Share - lets to copy URL for this chart to share it with somebody.
POP-words represented by an accordion control. Each title contains columns:
Rates - some rates that was calculated for this pop-word term, for example
- Similarity rate, Sentiment rate, social rates (for Twitter: posts,
re-twits, likes and sentiment rates).
Twitter posts is summ of all twitter posts of all articles for the POP-word.
Twitter reposts (re-twits) is summ of all retwits of all articles for the POP-word.
Twitter likes is summ of all likes of all articles for the POP-word.
Sentiment - is summ of all setiments of all articles for the POP-word.
Term - pop-word term text.
Chains - so called second level chains detected as high frequent fragments
of text that was used with pop-word term in articles.
Days - number of days that have this pop-word term appear at least once.
Articles - number of articles with this pop-word term appearance.
Value - a value of a measured indicator, depends on chart and options
configuration can be a pop-word frequency, similarity rate, articles
number, social indicators (TW-posts, TW-re-posts, TW-shares) in natural
or percentage format.
Search - a search in global web search on this pop-word term.
Pop-words colors meaning
Red - means that this term is new and appears only today in
selected dates range;
Green - means that this term appears at least today, but and in another
days of selected dates range too;
Blue - means that this term appears at each day of selected dates range.

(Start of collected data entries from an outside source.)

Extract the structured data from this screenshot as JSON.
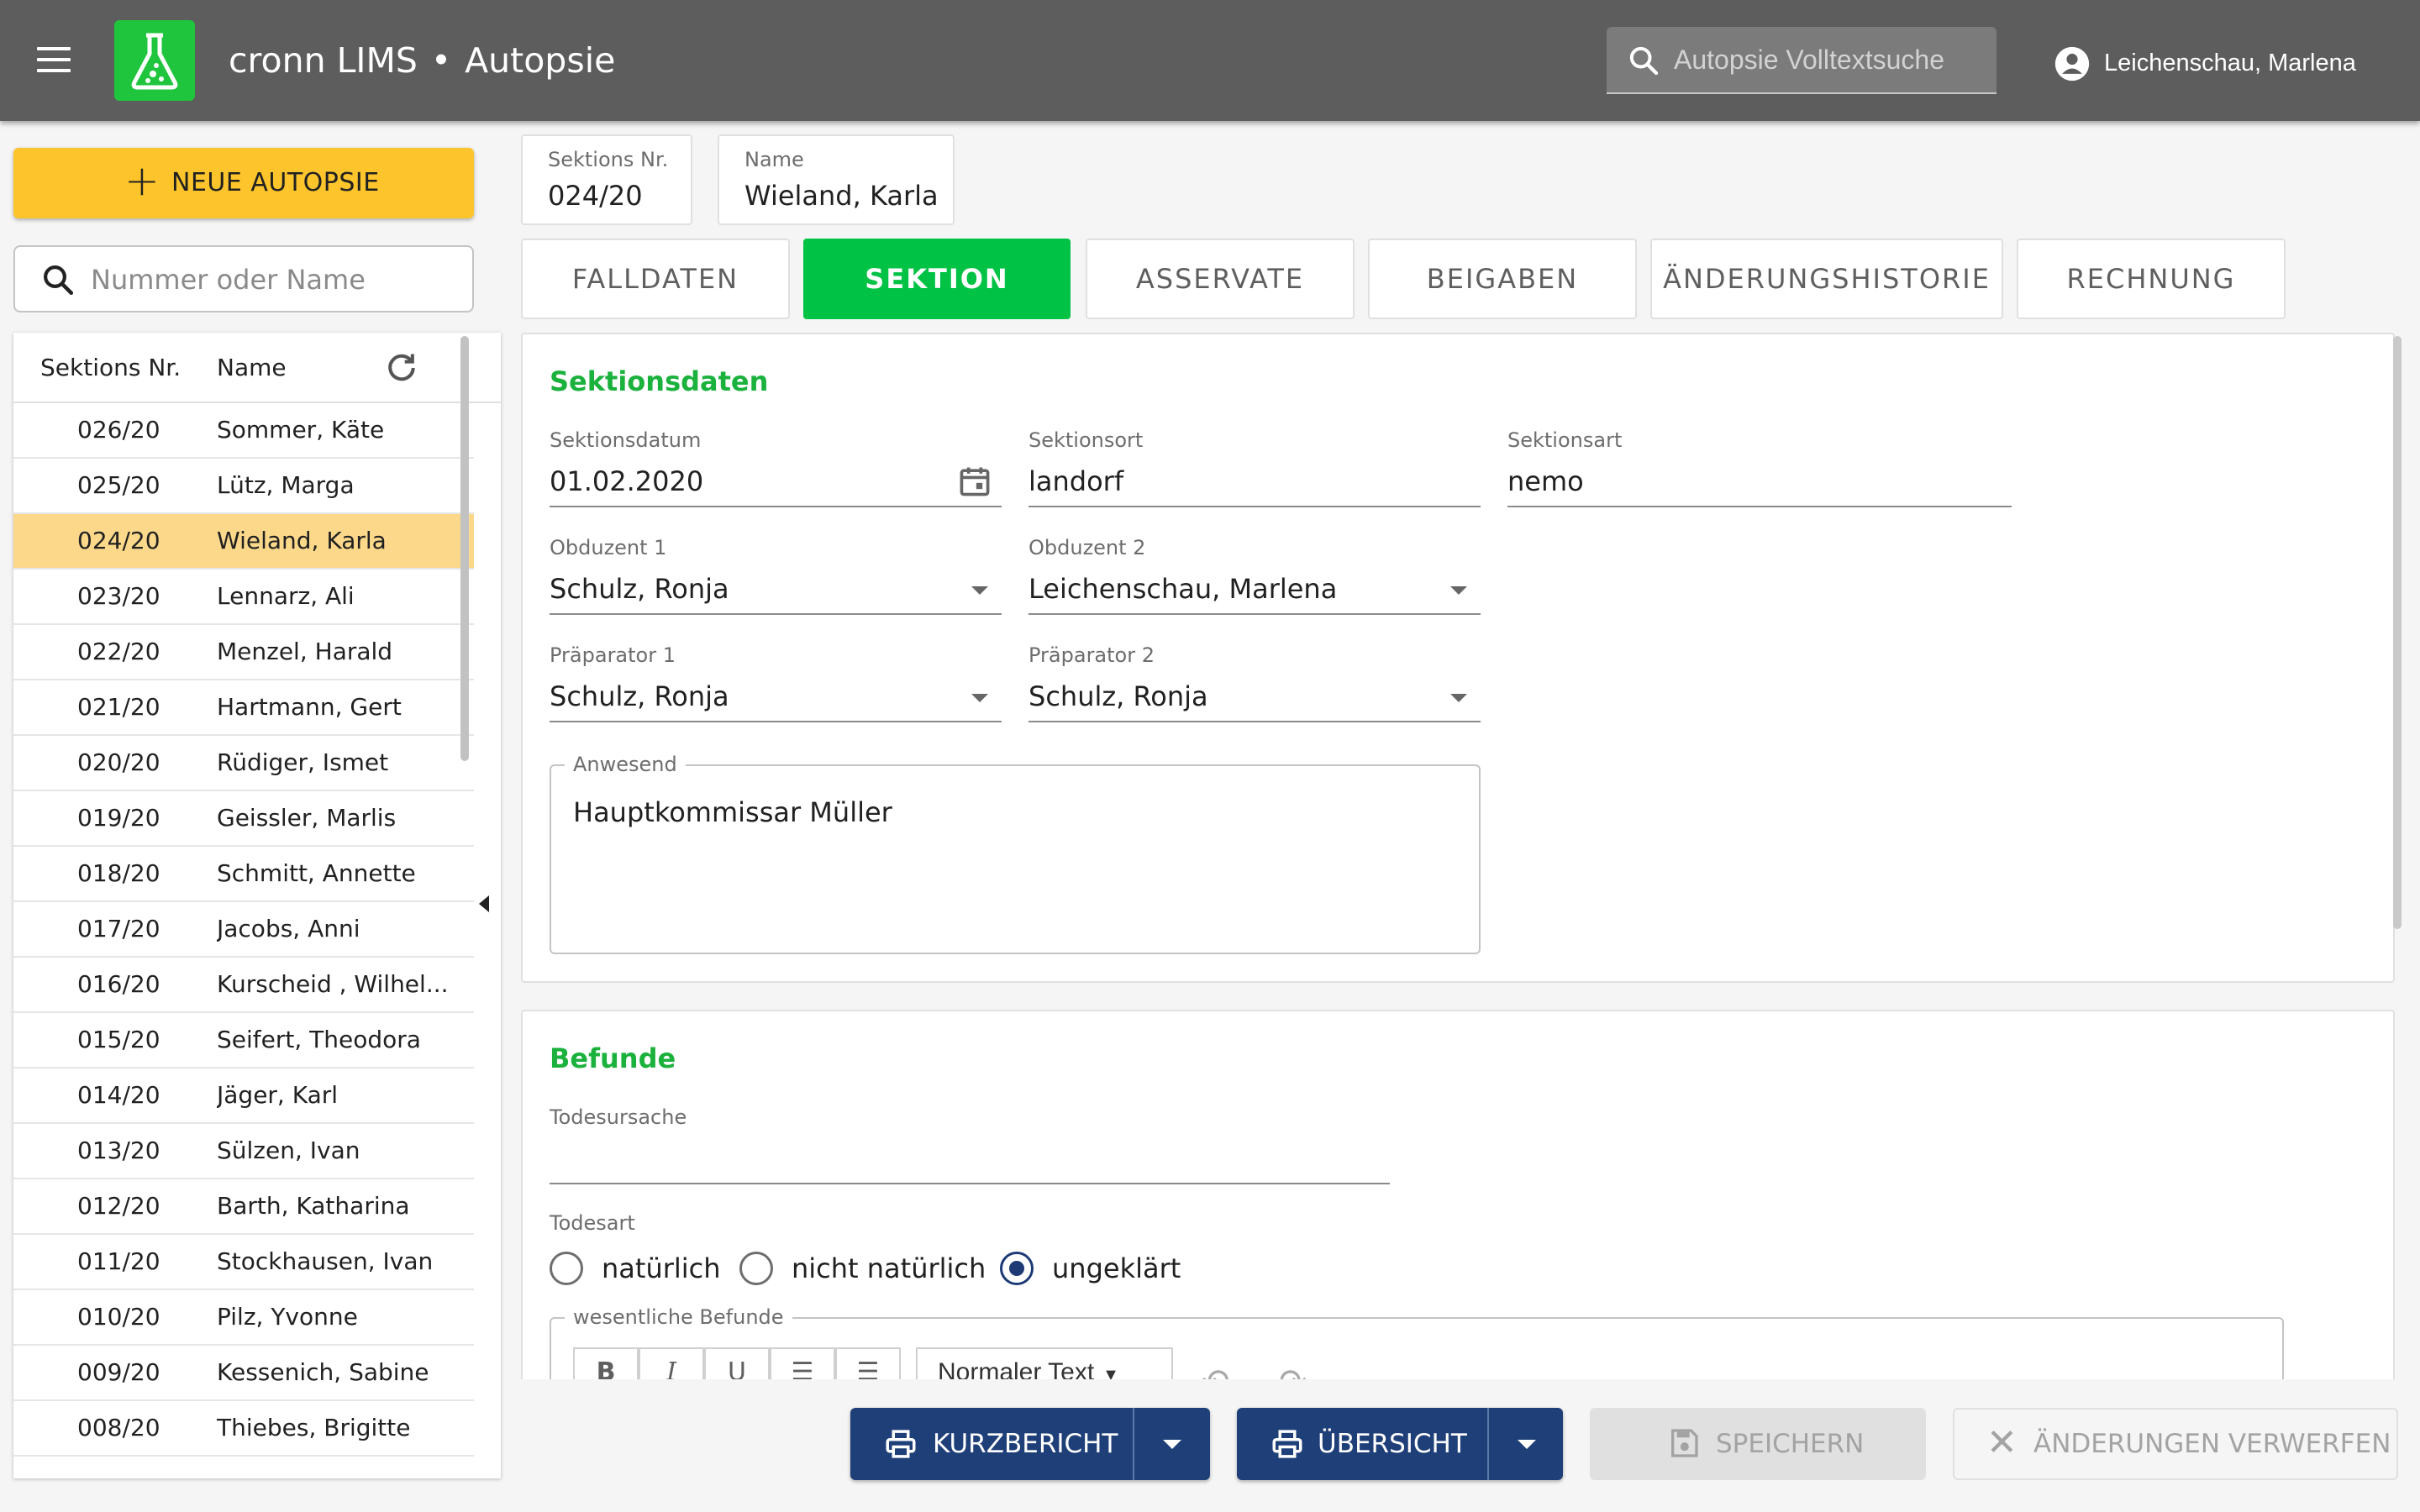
{
  "app": {
    "name": "cronn LIMS",
    "separator": "•",
    "module": "Autopsie"
  },
  "header": {
    "search_placeholder": "Autopsie Volltextsuche",
    "user_name": "Leichenschau, Marlena"
  },
  "sidebar": {
    "new_button": "NEUE AUTOPSIE",
    "search_placeholder": "Nummer oder Name",
    "col_nr": "Sektions Nr.",
    "col_name": "Name",
    "rows": [
      {
        "nr": "026/20",
        "name": "Sommer, Käte"
      },
      {
        "nr": "025/20",
        "name": "Lütz, Marga"
      },
      {
        "nr": "024/20",
        "name": "Wieland, Karla"
      },
      {
        "nr": "023/20",
        "name": "Lennarz, Ali"
      },
      {
        "nr": "022/20",
        "name": "Menzel, Harald"
      },
      {
        "nr": "021/20",
        "name": "Hartmann, Gert"
      },
      {
        "nr": "020/20",
        "name": "Rüdiger, Ismet"
      },
      {
        "nr": "019/20",
        "name": "Geissler, Marlis"
      },
      {
        "nr": "018/20",
        "name": "Schmitt, Annette"
      },
      {
        "nr": "017/20",
        "name": "Jacobs, Anni"
      },
      {
        "nr": "016/20",
        "name": "Kurscheid , Wilhel..."
      },
      {
        "nr": "015/20",
        "name": "Seifert, Theodora"
      },
      {
        "nr": "014/20",
        "name": "Jäger, Karl"
      },
      {
        "nr": "013/20",
        "name": "Sülzen, Ivan"
      },
      {
        "nr": "012/20",
        "name": "Barth, Katharina"
      },
      {
        "nr": "011/20",
        "name": "Stockhausen, Ivan"
      },
      {
        "nr": "010/20",
        "name": "Pilz, Yvonne"
      },
      {
        "nr": "009/20",
        "name": "Kessenich, Sabine"
      },
      {
        "nr": "008/20",
        "name": "Thiebes, Brigitte"
      }
    ],
    "selected_index": 2
  },
  "record": {
    "nr_label": "Sektions Nr.",
    "nr_value": "024/20",
    "name_label": "Name",
    "name_value": "Wieland, Karla"
  },
  "tabs": [
    "FALLDATEN",
    "SEKTION",
    "ASSERVATE",
    "BEIGABEN",
    "ÄNDERUNGSHISTORIE",
    "RECHNUNG"
  ],
  "active_tab": "SEKTION",
  "sektionsdaten": {
    "title": "Sektionsdaten",
    "datum_label": "Sektionsdatum",
    "datum_value": "01.02.2020",
    "ort_label": "Sektionsort",
    "ort_value": "landorf",
    "art_label": "Sektionsart",
    "art_value": "nemo",
    "obduzent1_label": "Obduzent 1",
    "obduzent1_value": "Schulz, Ronja",
    "obduzent2_label": "Obduzent 2",
    "obduzent2_value": "Leichenschau, Marlena",
    "praeparator1_label": "Präparator 1",
    "praeparator1_value": "Schulz, Ronja",
    "praeparator2_label": "Präparator 2",
    "praeparator2_value": "Schulz, Ronja",
    "anwesend_label": "Anwesend",
    "anwesend_value": "Hauptkommissar Müller"
  },
  "befunde": {
    "title": "Befunde",
    "todesursache_label": "Todesursache",
    "todesursache_value": "",
    "todesart_label": "Todesart",
    "todesart_options": [
      "natürlich",
      "nicht natürlich",
      "ungeklärt"
    ],
    "todesart_selected": "ungeklärt",
    "wesentliche_label": "wesentliche Befunde",
    "editor_format": "Normaler Text"
  },
  "footer": {
    "kurzbericht": "KURZBERICHT",
    "uebersicht": "ÜBERSICHT",
    "speichern": "SPEICHERN",
    "verwerfen": "ÄNDERUNGEN VERWERFEN"
  },
  "colors": {
    "topbar": "#5d5d5d",
    "logo": "#1fc53d",
    "accent_yellow": "#fdc52b",
    "active_tab": "#00c244",
    "section_title": "#1bb13d",
    "primary_button": "#1e3f78",
    "selected_row": "#fbd88a"
  }
}
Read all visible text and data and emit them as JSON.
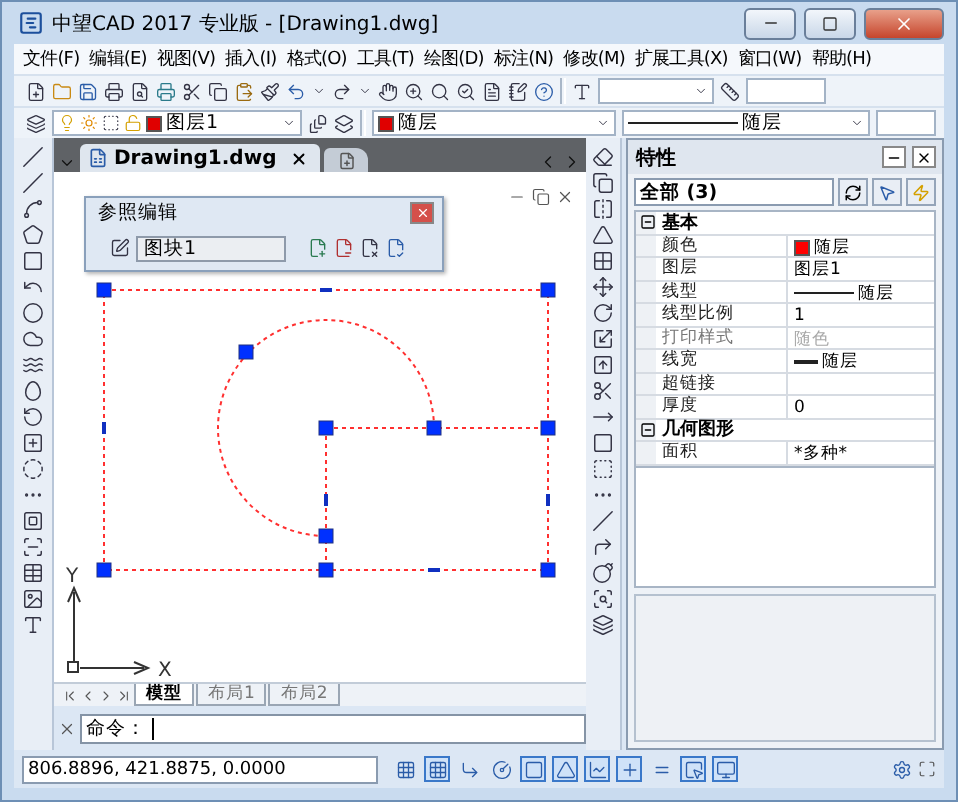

Black - means that this terms is not one of three above.
Opened POP-words item shows a list of a fragments of articles where is this pop-word term occurs with article’s rates for each day’s measurement. Fragment text links on original article source.
Options dialog can be used to define set of parameters to tuneup the chart and pop-words list view, data selection, filtration, and format of representation.
Date from - Defines dates range to select data for correspondent period from;
Date to - Defines dates range to select data for correspondent period to;
Data period - Defines a source of data collected and merged as unique for
correspondent time period;
Unify terms - Define a mode of terms words expansion, if Yes - shorten
terms will be expanded to more wide that contains short as a parts;
Max. Terms - Defines maximum terms number to display, if min/max is
empty - selects top terms by the Indicator value maximization and
auto-calculated min value threshold;
Order by - Defines a data order type;
Order direction - Defines a data order direction;
Chart Type - Define type of visual chart representation;
Indicator - Defines an Indicator value as 'Frequency (Count)' or
'Max similarity rate (Similarity Rate)' or some social rates like Twitter
posts, re-posts or shares;
Min - Defines an Indicator range to select data. If empty it will be
auto-calculated and top terms by Max. terms limit will be selected;
Max - Defines an Indicator range to select data. If empty is no maximum
Filling schema - Defines a way of filling areas on chart;
Data Values - Defines a type of a values form - original or percentage;
Line width - Defines a width of a line for charts that uses lines;
Data Averaging - Defines a type of an averaging;
Off all terms - Defines is after chart showed all terms will be in OFF
state by legend to get a possibility to turn ON manually one by one;
No top - Defines an additional filtration using algorithm that uses an
auto-calculated Min. threshold value as a maximum to cut off top terms
and up some underground;
Occurring - Defines an additional selection method by regularity of
occurring of pop-word term per day. Regular - means include only appeared
at each days for period specified; Irregular - means remove appeared at
each days for period specified; Single - means appeared once for current
period; Single daily - means include only appeared at each days for
Search - defines a set of keywords to search a pop-words terms in two
formats: simple CSV and advanced Json.
Words List - is a control that gives a possibility to set a list of a
pop-words from set of selected to use them in chart and legend and
assign a color and filling type.
is a set of articles collected from many source sites (more than 1500 sites now) and ranked by a popularity among the thematic source web-sites set.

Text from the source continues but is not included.